– А куда деваться? Я и рубил.
– Вот потому и интересуюсь – чем же тебе, сердечному, царь не угодил?
Князь с явной издевкой произнес слово «сердечному», налил анисовой, перекрестившись, выпил. Неловко получилось. Часть водки пролилась на меховую накидку. Отряхнулся, выпил ещё, на этот раз проворно, продолжил:
– Из захудалых дворян в первые заплечники тебя произвел, боярином пожаловал. А ты козни супротив него замышляешь.
Малюта тоже хлебнул вина, отер бороду рукавом.
– Рюрик княжество русское создал, а он его нещадно разрушает. На Новгород собирается. Пожечь хочет. Я ведь родом с Волхова.
– Не пойму. То к англицкой королеве, то на Новгород. Совсем Иван рассудка лишился. Или что-то темнит?
– Темнил Василий II, потому как слеп был. А у этого ум ясный, спорый.
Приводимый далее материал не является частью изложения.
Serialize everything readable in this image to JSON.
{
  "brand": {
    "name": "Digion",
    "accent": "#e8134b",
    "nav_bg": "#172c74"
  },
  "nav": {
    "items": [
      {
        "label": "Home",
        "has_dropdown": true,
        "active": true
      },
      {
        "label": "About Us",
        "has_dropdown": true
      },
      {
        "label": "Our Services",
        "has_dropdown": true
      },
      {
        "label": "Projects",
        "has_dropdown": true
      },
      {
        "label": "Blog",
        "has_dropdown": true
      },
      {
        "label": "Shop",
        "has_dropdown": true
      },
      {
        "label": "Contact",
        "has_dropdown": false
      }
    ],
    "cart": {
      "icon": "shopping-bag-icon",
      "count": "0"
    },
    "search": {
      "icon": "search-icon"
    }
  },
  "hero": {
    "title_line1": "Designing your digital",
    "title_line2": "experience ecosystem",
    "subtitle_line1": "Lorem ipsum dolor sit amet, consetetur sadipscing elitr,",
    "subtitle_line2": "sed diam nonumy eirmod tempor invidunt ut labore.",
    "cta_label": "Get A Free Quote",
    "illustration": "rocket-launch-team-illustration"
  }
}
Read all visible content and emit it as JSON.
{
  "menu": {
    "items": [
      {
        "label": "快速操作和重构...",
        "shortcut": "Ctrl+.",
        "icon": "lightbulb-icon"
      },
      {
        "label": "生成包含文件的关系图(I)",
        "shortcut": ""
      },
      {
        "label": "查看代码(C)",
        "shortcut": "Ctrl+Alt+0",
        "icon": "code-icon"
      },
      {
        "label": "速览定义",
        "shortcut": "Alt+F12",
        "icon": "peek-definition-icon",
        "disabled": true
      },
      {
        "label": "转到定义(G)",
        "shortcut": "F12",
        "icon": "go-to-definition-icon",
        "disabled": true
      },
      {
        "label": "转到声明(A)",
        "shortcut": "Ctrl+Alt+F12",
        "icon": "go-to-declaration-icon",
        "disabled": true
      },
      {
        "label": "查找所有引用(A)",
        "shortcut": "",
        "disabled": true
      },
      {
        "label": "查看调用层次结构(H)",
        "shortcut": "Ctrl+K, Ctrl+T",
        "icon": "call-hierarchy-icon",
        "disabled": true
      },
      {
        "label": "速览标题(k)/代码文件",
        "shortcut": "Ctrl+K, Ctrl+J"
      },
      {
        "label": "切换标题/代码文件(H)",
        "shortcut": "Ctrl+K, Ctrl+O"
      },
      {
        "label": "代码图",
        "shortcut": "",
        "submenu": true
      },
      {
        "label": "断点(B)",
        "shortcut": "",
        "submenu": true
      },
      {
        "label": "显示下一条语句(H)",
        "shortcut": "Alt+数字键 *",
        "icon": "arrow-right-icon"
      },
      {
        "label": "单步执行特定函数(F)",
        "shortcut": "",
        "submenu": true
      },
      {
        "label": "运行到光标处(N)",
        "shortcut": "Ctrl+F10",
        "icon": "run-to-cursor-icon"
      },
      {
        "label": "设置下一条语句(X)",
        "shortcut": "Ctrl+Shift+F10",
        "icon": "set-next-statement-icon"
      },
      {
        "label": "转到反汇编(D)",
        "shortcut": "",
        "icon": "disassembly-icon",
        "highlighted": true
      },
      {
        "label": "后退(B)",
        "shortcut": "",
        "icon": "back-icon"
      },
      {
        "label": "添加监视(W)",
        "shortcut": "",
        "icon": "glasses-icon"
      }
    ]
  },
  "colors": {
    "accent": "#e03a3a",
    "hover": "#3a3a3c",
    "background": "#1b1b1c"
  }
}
Недаром любит в шахматы играть. Выдвинет под удар слона и ждет что будет. Ты хвать его – и в западне. А я что знаю, то и сказываю. Думаешь, ежели я главный опричник, он мне каждый день, будто попу исповедуется? Ха. Я для него такой же холоп, как и все. Да-а… Тебя и новгородцы хотят государем видеть. Стонут от Ивана. Все Российское царство стонет. Так-то.
– Знаю, все знаю! – обхватил вдруг голову Владимир Андреевич. – Новгород с отчаяния готов и польскому королю поклониться. Этот кровопийца не успокоится, пока всех в могилу не сведет. Собрать бы доброе войско! А что Курбский, ты с ним виделся?
– Встречался. Андрей хитер. Возле Полоцка крутится, а дальше не идет. Король Сигизмунд большую армию ему не дает. Хоть и привечает, да побаивается. Вдруг он лазутчик Иванов и против него шляхту повернет.
– Так что Курбский-то говорит?
Малюта встал, подошел к рыцарским доспехам, вынул из стойки длинный стальной меч. Он оказался такого же размера, что и Скуратов. Легко им взмахнул, сделал выпад в сторону князя. Расхохотался, глядя на испуг Владимира Андреевича. Вдруг отбросил старинный клинок в сторону. Тот с грохотом ударился о ливонский панцирь, прибитый к стене, вместе с ним упал на пол. В дверь просунул голову Лопухин. Рядом замелькала рыжая шевелюра Бакуни. Малюта показал им кулак и дверь тут же захлопнулась.
– Предатель он и есть предатель, – наконец сказал Малюта. – На Курбского нельзя полагаться. И что от него сейчас толку? Ну, приведет он польское войско, многие бояре сами ему кремлевские ворота откроют. Ну, станет Сигизмунд королем московским. Иван теперь не устоит. Думаешь, о тебе вспомнят? Хотя нет, вспомнят, первому голову снесут. Весь род Рюриковичей изничтожат. То мечта ляхов. А без Рюриков не было Руси и не будет.
Князь внимательно взглянул на Малюту. Верить в его искренность или нет? Все же однажды Скуратов его голову спас, да и выхода другого нет, приходится верить.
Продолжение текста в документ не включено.